Back to our original problem, to calculate the chance of A wins starting from $a$ dollars is to find $h_a$ in the above system. By the above theorem, we need to solve the following system

\[\left\{ \begin{array}{l} h_0 = 0 \\ h_{a+b} = 1 \\ h_i = q h_{i-1} + p h_{i + 1} \forall i = \overline{1, a+b-1} \end{array} \right.\]

we rewrite our recursive formula as $h_{i+1} = \frac{1}{p} h_i - \frac{q}{p} h_{i+1}$. From this we can derive our characteristic polynomial

\[x^2 - \frac{1}{p} x + \frac{q}{p}\]

We have two solution of the characteristic polynomial is

\[x_{1,2} = \frac{\frac{1}{p} \pm \sqrt{\frac{1}{p^2} - 4\frac{q}{p}}}{2} = \frac{\frac{1}{p} \pm \sqrt{\frac{1}{p^2} - 4\frac{1}{p} + 4}}{2} = \frac{\frac{1}{p} \pm \left\lvert\frac{1}{p}-2\right\lvert}{2}\]

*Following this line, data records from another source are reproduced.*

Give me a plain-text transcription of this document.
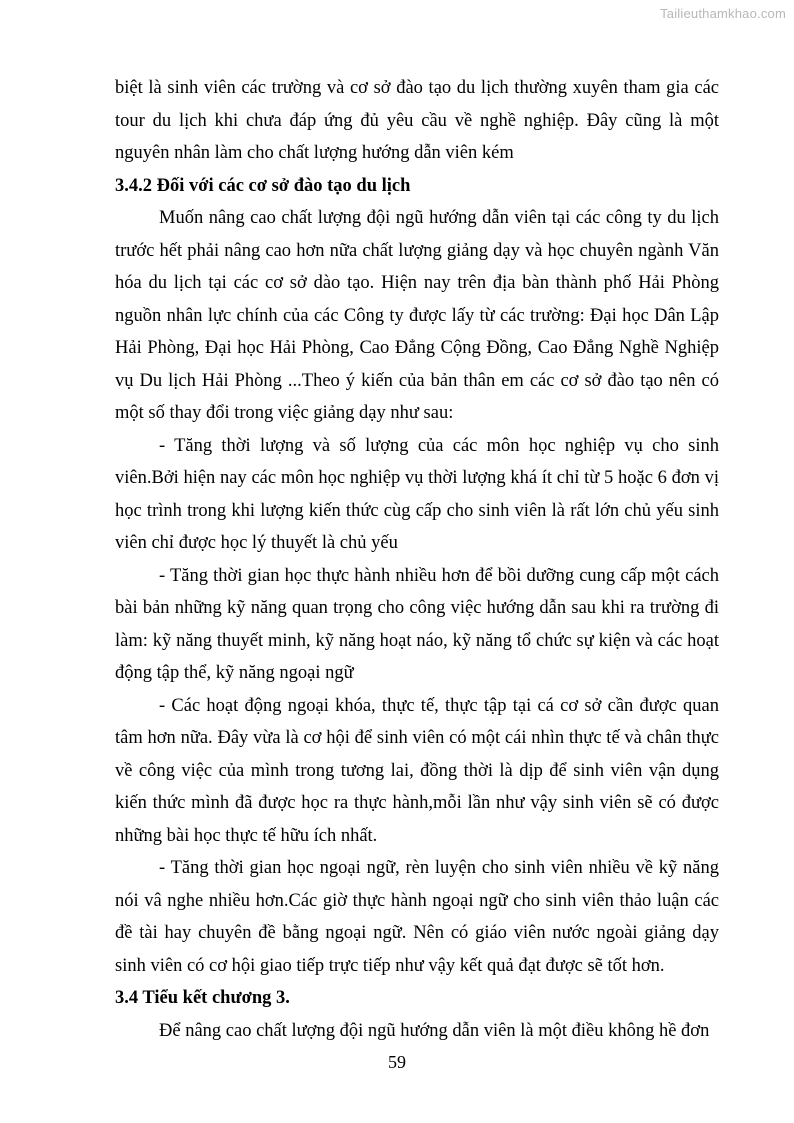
Tailieuthamkhao.com

biệt là sinh viên các trường và cơ sở đào tạo du lịch thường xuyên tham gia các tour du lịch khi chưa đáp ứng đủ yêu cầu về nghề nghiệp. Đây cũng là một nguyên nhân làm cho chất lượng hướng dẫn viên kém

3.4.2 Đối với các cơ sở đào tạo du lịch

Muốn nâng cao chất lượng đội ngũ hướng dẫn viên tại các công ty du lịch trước hết phải nâng cao hơn nữa chất lượng giảng dạy và học chuyên ngành Văn hóa du lịch tại các cơ sở dào tạo. Hiện nay trên địa bàn thành phố Hải Phòng nguồn nhân lực chính của các Công ty được lấy từ các trường: Đại học Dân Lập Hải Phòng, Đại học Hải Phòng, Cao Đẳng Cộng Đồng, Cao Đẳng Nghề Nghiệp vụ Du lịch Hải Phòng ...Theo ý kiến của bản thân em các cơ sở đào tạo nên có một số thay đổi trong việc giảng dạy như sau:

- Tăng thời lượng và số lượng của các môn học nghiệp vụ cho sinh viên.Bởi hiện nay các môn học nghiệp vụ thời lượng khá ít chỉ từ 5 hoặc 6 đơn vị học trình trong khi lượng kiến thức cùg cấp cho sinh viên là rất lớn chủ yếu sinh viên chỉ được học lý thuyết là chủ yếu

- Tăng thời gian học thực hành nhiều hơn để bồi dưỡng cung cấp một cách bài bản những kỹ năng quan trọng cho công việc hướng dẫn sau khi ra trường đi làm: kỹ năng thuyết minh, kỹ năng hoạt náo, kỹ năng tổ chức sự kiện và các hoạt động tập thể, kỹ năng ngoại ngữ

- Các hoạt động ngoại khóa, thực tế, thực tập tại cá cơ sở cần được quan tâm hơn nữa. Đây vừa là cơ hội để sinh viên có một cái nhìn thực tế và chân thực về công việc của mình trong tương lai, đồng thời là dịp để sinh viên vận dụng kiến thức mình đã được học ra thực hành,mỗi lần như vậy sinh viên sẽ có được những bài học thực tế hữu ích nhất.

- Tăng thời gian học ngoại ngữ, rèn luyện cho sinh viên nhiều về kỹ năng nói vâ nghe nhiều hơn.Các giờ thực hành ngoại ngữ cho sinh viên thảo luận các đề tài hay chuyên đề bằng ngoại ngữ. Nên có giáo viên nước ngoài giảng dạy sinh viên có cơ hội giao tiếp trực tiếp như vậy kết quả đạt được sẽ tốt hơn.

3.4 Tiểu kết chương 3.

Để nâng cao chất lượng đội ngũ hướng dẫn viên là một điều không hề đơn

59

In this problems, $p = 0$ or $1$ is trivial since if so, A will always lose or win at every turn. Therefore we will only consider $p, q \neq 0, 1$.

If $p \neq q \neq \frac{1}{2}$ then the above characteristic polynomial has exactly two distinct solution. However we need not to consider which one of {$p, q$} is greater than $\frac{1}{2}$ because in both case, the polynomial has two solution $1$ and $\frac{q}{p}$. Our general formula will have the form

\[h_n = c_1 (\frac{q}{p})^n + c_2\]

where $C_1$ and $c_2$ is two real constant satifying the initial conditions

\[\left\{ \begin{array}{l} h_0 = c_1 + c_2 = 0 \\ h_{a+b} = c_1 (\frac{q}{p})^{a+b} + c_2 = 1 \\ \end{array} \right.\]

Solving this equation, we easily obtain that $c_1 = \frac{-1}{1-(\frac{q}{p})^{a+b}}$ and $c_2 = \frac{1}{1-(\frac{q}{p})^{a+b}}$. Substitute $c_1$ and $c_2$ in our general formula

\[h_n = \frac{1 - (\frac{q}{p})^n}{1-(\frac{q}{p})^{a+b}}\]

This means that, the chance of winning for A will be $h_a = \frac{1 - (\frac{q}{p})^a}{1-(\frac{q}{p})^{a+b}}$

Finally, in case $p = q = \frac{1}{2}$, $h_a = \frac{a}{a+b}$

Example

Let consider a actual games where both A and B has 500 dollars. If both A and B has equally 50-50 chance of gaining money each turn, then from the above formula they have 50% chance of winning the whole game. However, if we just slightly favor A, giving him 0.502 chance of winning each turn, then surprisingly A will have approximately 99% of winning the whole game.

Despite the high winning chance, a simple simulation of the game shows that it takes A millions of steps to win the whole game. Now, we may ask what the expected number of step of the game. In fact, we can easily construct a system that solves the expection of number of step similiar to system that solves the probability. Let $k_a = E(H \mid X_0 = a)$ then

\[\left\{ \begin{array}{l} k_{a+b} = 0 \\ k_i = 1 + \sum{j \neq a+b} p_{ij} k_j \ when \ i \neq {a+b} \end{array} \right.\]

Last words, this problem can be generalized into the problem Markov Chain reaching its Absorbing State.